Roma – 22 marzo 2012 – Due pescatori indiani uccisi, due marò italiani arrestati con l’accusa di essere i loro assassini. La tensione tra Roma e Nuova Dehli è comprensibilmente altissima, ma l’aria che si respira per le strade, nelle case e nelle imprese dove italiani e indiani vivono e lavorano insieme è diversa: “Siamo amici”. Con buona pace di chi vorrebbe gli uni contro gli altri.
Gli immigrati indiani nel nostro Paese, contando solo i regolari, sono oltre centoventimila. “La maggior parte arriva dal Punjab, che dista tremilacinquecento chilometri dal Kerala e che ha rapporti tesi con il governo centrale. Il coinvolgimento emotivo in questa vicenda è quindi piuttosto basso” premette Harbinder Singh Dhaliwal, direttore del mensile della comunità, Punjab Express.
“L’idea prevalente – continua il giornalista – è che si debba lasciar fare alla giustizia indiana il suo corso. Se i marò non sono colpevoli non verranno condannati. Naturalmente ne parliamo con colleghi e amici italiani, ma c’è confronto, non scontro. I rapporti non si sono rovinati, nessun lettore ci ha segnalato un cambiamento nell’atteggiamento degli italiani, tantomeno episodi gravi come provocazioni, insulti o aggressioni”.

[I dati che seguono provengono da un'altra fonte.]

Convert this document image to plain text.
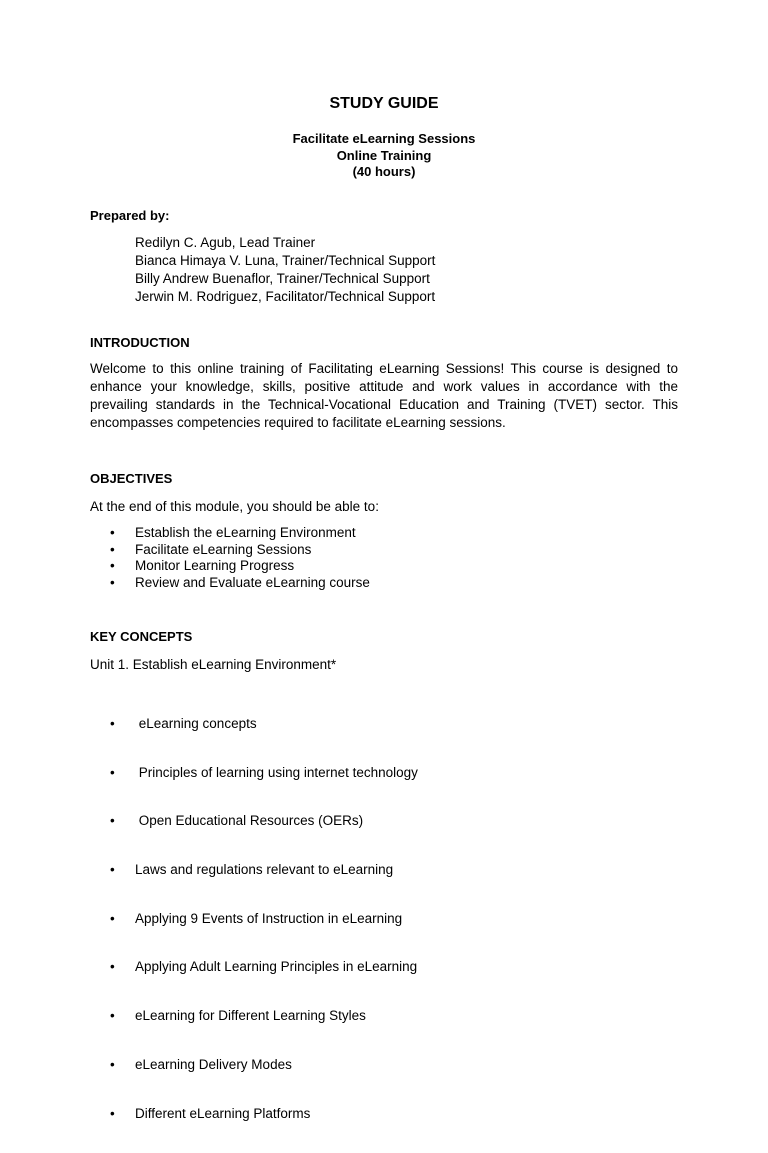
STUDY GUIDE
Facilitate eLearning Sessions
Online Training
(40 hours)
Prepared by:
Redilyn C. Agub, Lead Trainer
Bianca Himaya V. Luna, Trainer/Technical Support
Billy Andrew Buenaflor, Trainer/Technical Support
Jerwin M. Rodriguez, Facilitator/Technical Support
INTRODUCTION
Welcome to this online training of Facilitating eLearning Sessions! This course is designed to enhance your knowledge, skills, positive attitude and work values in accordance with the prevailing standards in the Technical-Vocational Education and Training (TVET) sector. This encompasses competencies required to facilitate eLearning sessions.
OBJECTIVES
At the end of this module, you should be able to:
• Establish the eLearning Environment
• Facilitate eLearning Sessions
• Monitor Learning Progress
• Review and Evaluate eLearning course
KEY CONCEPTS
Unit 1. Establish eLearning Environment*

•  eLearning concepts

•  Principles of learning using internet technology

•  Open Educational Resources (OERs)

• Laws and regulations relevant to eLearning

• Applying 9 Events of Instruction in eLearning

• Applying Adult Learning Principles in eLearning

• eLearning for Different Learning Styles

• eLearning Delivery Modes

• Different eLearning Platforms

Anche Vikramjit Singh Khalsa segretario generale dell’ Italy Sikh Council, ritiene che “i rapporti con l’Italia e gli italiani sono buoni come sempre. Certo la comunità è preoccupata che le relazioni tra Italia e India possano peggiorare”. “L’interessamento a questa vicenda – aggiunge – dipende un po’ dalle persone, e comunque anche sui media indiani non se ne è parlato molto, se non a livello locale”.
“A Delhi non se ne parla quasi per niente” conferma Harvinder Kapil Singh, che attualmente è in patria, ma lavora in Italia come grafico, programmatore e documentarista. “Questa vicenda riguarda governi e tribunali, non i nostri popoli: gli italiani dovrebbero prendersela con gli indiani per l’arresto dei marò? Gli indiani dovrebbero odiare gli italiani per la morte dei pescatori?”.
Il segretario generale dell’ Italy Sikh Council denuncia che in India “si è cercato di strumentalizzare politicamente questa vicenda, considerato anche che in Kerala a giorni si va alle elezioni”. Ma anche in Italia c’è chi soffia sul fuoco, proponendo rappresaglie sugli immigrati indiani per fare pressioni sul governo di Nuova Delhi.
Luca Romagnoli, leader della Fiamma Tricolore, ha chiesto “l’immediato blocco del rilascio di nuovi permessi di soggiorno a cittadini Indiani e l’immediato rimpatrio per i cittadini Indiani già residenti in territorio italiano allo scadere del vigente permesso. Nessun rinnovo per i permessi in scadenza, nessun dovere di ospitalità, – sostiene l’esponente dell’ estrema desta – visto che il Governo indiano sequestra i nostri connazionali e mette a repentaglio gli interessi nazionali dell’Italia”.
La scorsa settimana i militanti di Gioventù Italiana, movimento giovanile de La Destra di Francesco Storace, hanno “sigillato” per protesta dei nastri di plastica una decina di ristoranti indiani della Capitale. Azioni accompagnate da un eloquente volantino: “Boicotta il made in India, marò liberi subito”.
“È sbagliato approfittare di questa vicenda per coinvolgere e penalizzare la comunità indiana” commenta Vikramjit Singh Khalsa. “Sono proposte razziste, un attacco ai diritti umani, senza considerare che imprese e lavoratori indiani pagano le tasse qui e contribuiscono al benessere dell’Italia” attacca Harbinder Singh Dhaliwal. “Vendicarsi sulla nostra comunità – sottolinea il direttore di Punjab Express – è anche inutile, non abbiamo certo la forza di influire sulle decisioni del governo indiano”.
Quelle sparate sono finite sui giornali indiani e hanno infiammato ulteriormente lo scontro diplomatico, ma finora, confermano gli esponenti della comunità indiana, non si sono tradotte in realtà. “Questi politici non hanno cose più importanti a cui pensare? Ci sarà – chiede Harvinder Kapil Singh – qualcosa di più serio da proporre che non boicottare i ristoranti indiani? Forse sono già vuoti, ma per colpa della crisi”.